Farm Kitchen Recipes

Bread Pudding with Bourbon Sauce

Bread is made well and made often on the Farm in every variety you can imagine—Brioche, Challah, A Good Loaf, Plain White, Thanksgiving Bread, and the like. There is often so much one family could not possibly eat it all! That’s why we have parties. To eat all that bread.

And that’s why we make this, Bread Pudding.

To begin, you’ll need old bread, any kind will do. Well, maybe not the Thanksgiving bread. I’d pass on that one (too much Sage). However, every other kind is just fine. Although, the richer breads do make a richer bread pudding. So, extra Brioche is often made, just for the excuse of having leftovers for this Pudding.

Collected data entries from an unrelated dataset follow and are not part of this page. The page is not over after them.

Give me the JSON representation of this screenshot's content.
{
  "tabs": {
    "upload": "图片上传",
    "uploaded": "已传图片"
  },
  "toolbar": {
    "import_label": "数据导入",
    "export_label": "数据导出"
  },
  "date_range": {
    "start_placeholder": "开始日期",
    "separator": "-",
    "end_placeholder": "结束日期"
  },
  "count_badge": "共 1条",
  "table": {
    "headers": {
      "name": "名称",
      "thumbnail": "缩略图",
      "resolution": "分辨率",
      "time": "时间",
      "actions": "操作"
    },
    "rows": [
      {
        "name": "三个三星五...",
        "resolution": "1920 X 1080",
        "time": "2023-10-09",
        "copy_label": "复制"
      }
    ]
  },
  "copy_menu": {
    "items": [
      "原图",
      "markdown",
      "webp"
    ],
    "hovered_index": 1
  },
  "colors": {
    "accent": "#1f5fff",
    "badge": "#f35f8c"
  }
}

And how it’s made is this:

Bread is cut into cubes—about four cups worth and set into a two-quart cast iron skillet for an hour or more to dry up a bit. A cup of dried cherries is placed in with a third cup good Bourbon and left to rest there the same amount of time as the bread. When that’s just about set, three cups half and half are placed in a blender with three quarters cups sugar of the granulated variety, four eggs, a teaspoon vanilla, a teaspoon freshly grated nutmeg and a quarter teaspoon salt. It is blended, then poured through a strainer onto the waiting bread, along with the now plumped up and a bit tipsy cherries. It is all stirred gently once or twice, and I’ve been known to press the bread down just a bit—to soak up all that good cream. It’s set in a preheated three-hundred-and-fifty-degree oven for about an hour, or until it puffs up and smells just as all good Bread Puddings should. It can be eaten hot, cold, plain, or dressed. If you’re of the dressing sort, might I humbly recommend this Bourbon Sauce?

Bourbon Sauce:

In which a quarter cup butter is set in a saucepan over low heat and left by itself until it melts up a bit. A half cup sugar of the granulated variety, two tablespoons good Bourbon, three tablespoons cream, and just a pinch of salt is stirred in until all is smooth and right with the world—about three minutes over low heat. It’s left to rest a bit, then poured over the Pudding, or eaten by the spoonful, either works for me.